Trading successfully has two main dimensions, the actual doing or executing the strategies and the mental side of the game which can often prevent you from doing the first one at all. If you know how to trade and what to do, that is great. There is still no guarantee that you will be consistent and make it as a day trader. You need to exercise control over which trades to take and what are you going to do when you have a loss and then again, another loose. Do you know how to handle a situation like that or are you going to do what most traders do, focus on the loose and how you can get it back.
This area, goes so deep, that I can not even begin to cover it in one post, but would need weeks, just on this one subject. Maybe I will expand on the subject, I don’t know. I never know what I am going to talk about any given day. I never plan it and or even think about it until my fingers start typing.
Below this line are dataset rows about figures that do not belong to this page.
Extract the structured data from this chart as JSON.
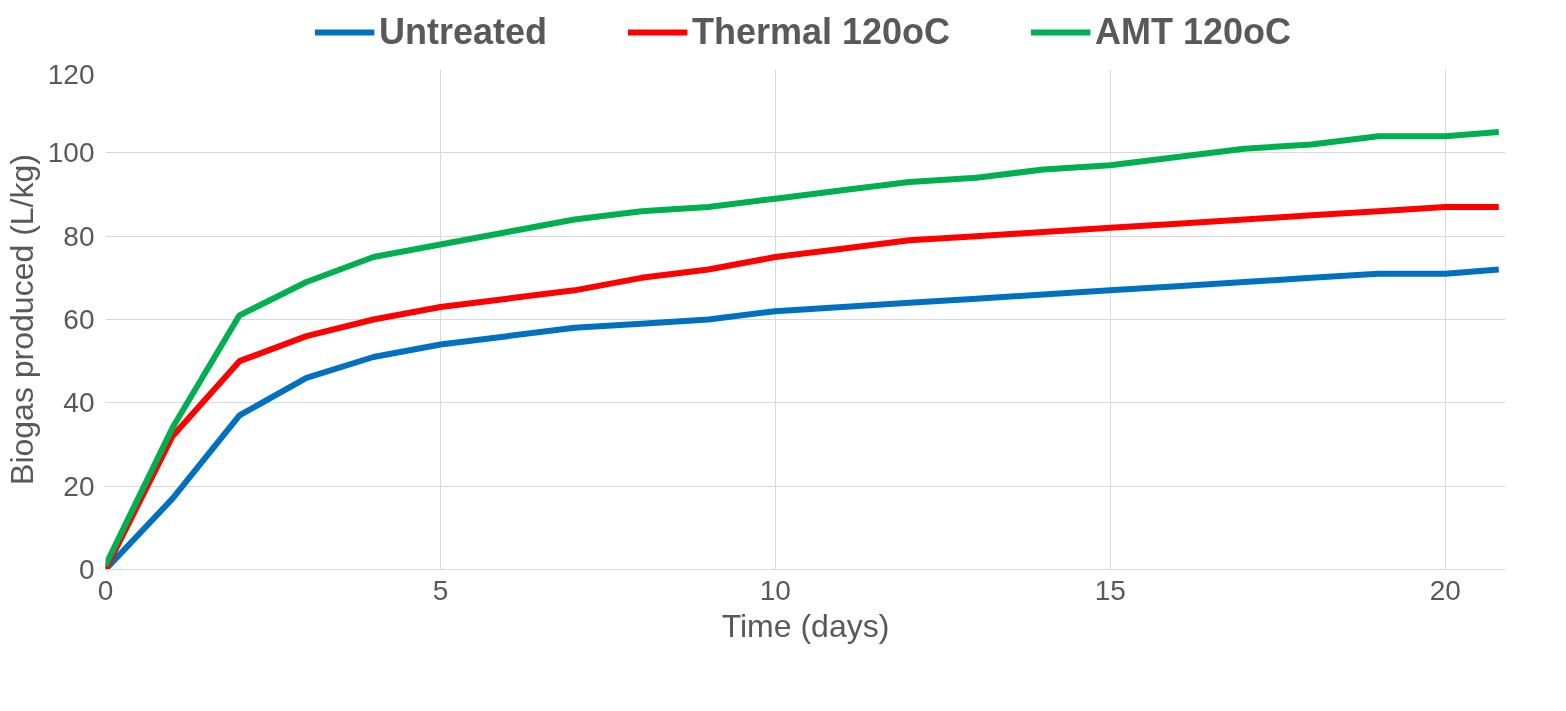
{
  "chart_data": {
    "type": "line",
    "xlabel": "Time (days)",
    "ylabel": "Biogas produced (L/kg)",
    "x": [
      0,
      1,
      2,
      3,
      4,
      5,
      6,
      7,
      8,
      9,
      10,
      11,
      12,
      13,
      14,
      15,
      16,
      17,
      18,
      19,
      20,
      20.8
    ],
    "series": [
      {
        "name": "Untreated",
        "color": "#0070c0",
        "values": [
          0,
          17,
          37,
          46,
          51,
          54,
          56,
          58,
          59,
          60,
          62,
          63,
          64,
          65,
          66,
          67,
          68,
          69,
          70,
          71,
          71,
          72
        ]
      },
      {
        "name": "Thermal 120oC",
        "color": "#ff0000",
        "values": [
          0,
          32,
          50,
          56,
          60,
          63,
          65,
          67,
          70,
          72,
          75,
          77,
          79,
          80,
          81,
          82,
          83,
          84,
          85,
          86,
          87,
          87
        ]
      },
      {
        "name": "AMT 120oC",
        "color": "#00b050",
        "values": [
          1,
          34,
          61,
          69,
          75,
          78,
          81,
          84,
          86,
          87,
          89,
          91,
          93,
          94,
          96,
          97,
          99,
          101,
          102,
          104,
          104,
          105
        ]
      }
    ],
    "xlim": [
      0,
      20.9
    ],
    "ylim": [
      0,
      120
    ],
    "xticks": [
      0,
      5,
      10,
      15,
      20
    ],
    "yticks": [
      0,
      20,
      40,
      60,
      80,
      100,
      120
    ],
    "grid": true,
    "legend": "top",
    "marker": "none",
    "line_style": "solid"
  }
}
So we will see. I will give it some thought and go from there. The subject matter, I know will help many, if I go deeper. Until the next time, over and out!
P.S. I just checked the sentiment numbers, +4% bulls to 52%. That is not good for the bulls, 55% is usually the tipping point, but it could go from here? We are at the highest bull/bear ratio since October 2007, taking the two together bearish sentiment + bullish sentiment. The bearish side is 16.7, smallest number in 5 years +.
Looking more like this market is going to roll over, we will see, but be ready for it, no surprises.